The rationale of Crim. P. 35(c)(3)(VIII) is that ineffective assistance of counsel claims involve factual issues that should be resolved by the trial court and are thus not properly raised for the first time on direct appeal. See People v. Kelling, 151 P.3d 650, 655 (Colo.App. 2006) ("[B]ecause of the need for a developed factual record, an ineffective assistance of counsel claim should ordinarily be raised in a postconviction proceeding, not on direct appeal."); see also Ardolino v. People, 69 P.3d 73, 76 (Colo. 2003); People v. Canody, 166 P.3d 218, 221-22 (Colo.App. 2007); Versteeg, 165 P.3d at 769.

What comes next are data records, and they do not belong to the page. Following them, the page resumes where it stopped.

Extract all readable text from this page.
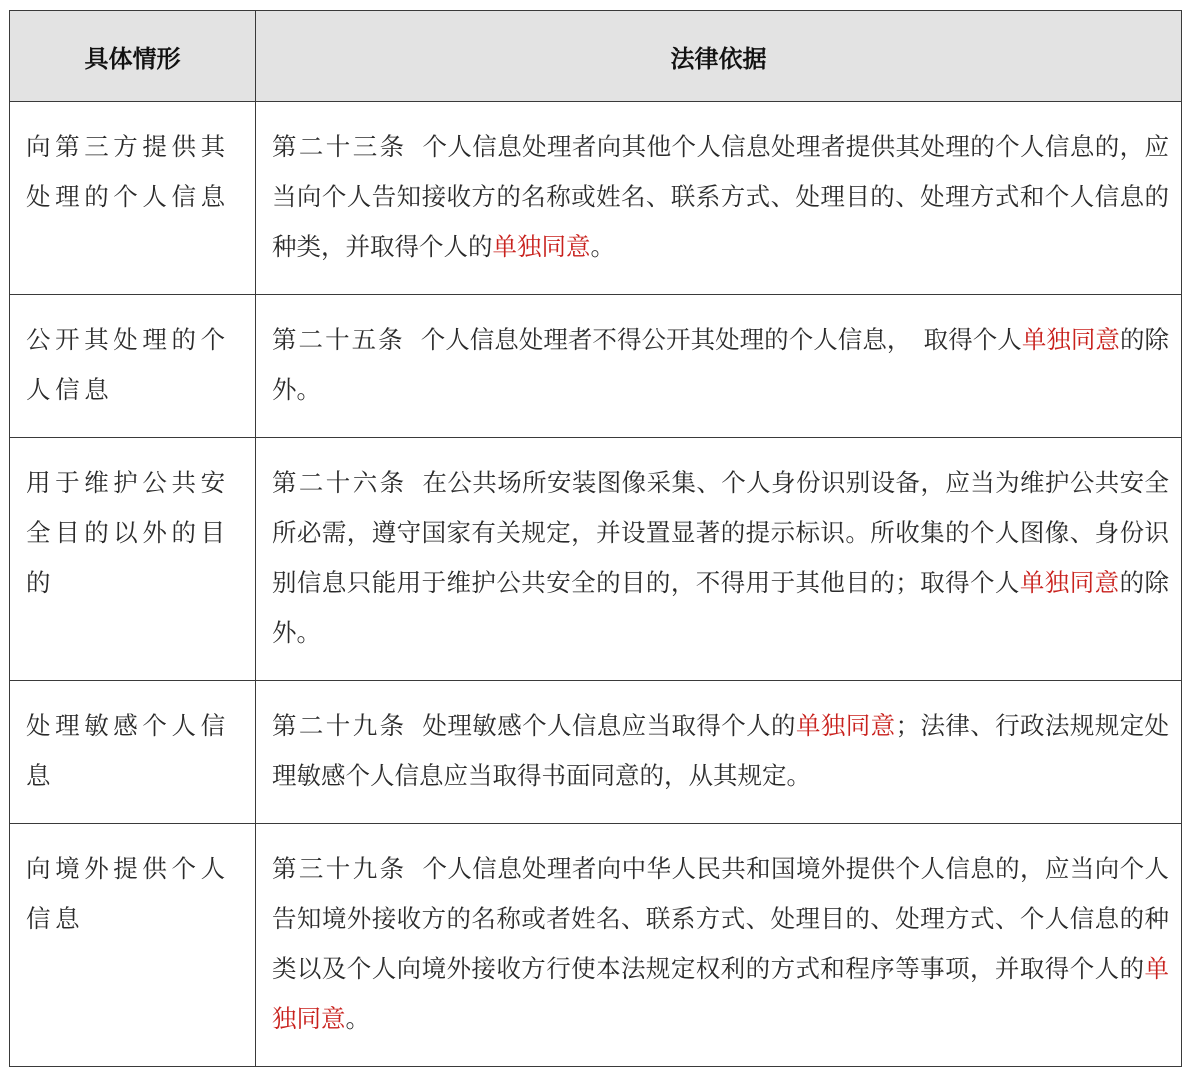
具体情形	法律依据
向第三方提供其处理的个人信息	第二十三条 个人信息处理者向其他个人信息处理者提供其处理的个人信息的，应当向个人告知接收方的名称或姓名、联系方式、处理目的、处理方式和个人信息的种类，并取得个人的单独同意。
公开其处理的个人信息	第二十五条 个人信息处理者不得公开其处理的个人信息，　取得个人单独同意的除外。
用于维护公共安全目的以外的目的	第二十六条 在公共场所安装图像采集、个人身份识别设备，应当为维护公共安全所必需，遵守国家有关规定，并设置显著的提示标识。所收集的个人图像、身份识别信息只能用于维护公共安全的目的，不得用于其他目的；取得个人单独同意的除外。
处理敏感个人信息	第二十九条 处理敏感个人信息应当取得个人的单独同意；法律、行政法规规定处理敏感个人信息应当取得书面同意的，从其规定。
向境外提供个人信息	第三十九条 个人信息处理者向中华人民共和国境外提供个人信息的，应当向个人告知境外接收方的名称或者姓名、联系方式、处理目的、处理方式、个人信息的种类以及个人向境外接收方行使本法规定权利的方式和程序等事项，并取得个人的单独同意。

Here, however, the district court held a lengthy evidentiary hearing on defendant's Crim. P. 32(d) motion and made extensive factual findings in rejecting the ineffective assistance arguments he raised in the motion and at the hearing. Thus, unlike in the cases cited above, the district court in this case had an opportunity to and did consider defendant's ineffective assistance of counsel claims before he filed his direct appeal.

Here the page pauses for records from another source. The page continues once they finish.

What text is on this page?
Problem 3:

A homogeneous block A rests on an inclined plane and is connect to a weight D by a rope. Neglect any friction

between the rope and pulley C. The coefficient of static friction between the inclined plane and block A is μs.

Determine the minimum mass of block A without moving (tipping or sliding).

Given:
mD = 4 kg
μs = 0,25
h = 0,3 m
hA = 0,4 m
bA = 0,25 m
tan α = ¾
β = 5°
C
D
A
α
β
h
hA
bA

By raising the same ineffective assistance of counsel claims in his postconviction motion that he raised in the Crim. P. 32(d) proceeding, defendant is attempting to relitigate claims the district court had already resolved against him. Defendant could have challenged the district court's factual findings and its conclusion that counsel was not ineffective on direct appeal, but chose not to do so. Accordingly, under the circumstances here, we conclude that the ineffective assistance of counsel claims defendant raised in his postconviction motion were successive and that the district court did not err by denying his motion, albeit on different grounds. See Crim. P. 35(c)(3)(VII); cf. People v. Rodriguez, 914 P.2d 230, 249 (Colo. 1996) ("Rule 35 proceedings are intended to prevent injustices after conviction and sentencing, not to provide perpetual review"; "an argument raised under Rule 35 which does not precisely duplicate an issue raised" in a prior proceeding will be barred if it is an attempt to relitigate "the same issues on some recently contrived" theory (quoting People v. Bastardo, 646 P.2d 382, 383 (Colo. 1982))); People v. Villarreal, 231 P.3d 29, 34 (Colo.App. 2009) ("[W]here a defendant alleges ineffective assistance of counsel based on allegations of error raised and rejected under a plain error prejudice analysis on direct appeal, the claims of ineffective assistance of counsel must fail.").
The order is affirmed.
Judge CARPARELLI and Judge BERNARD concur.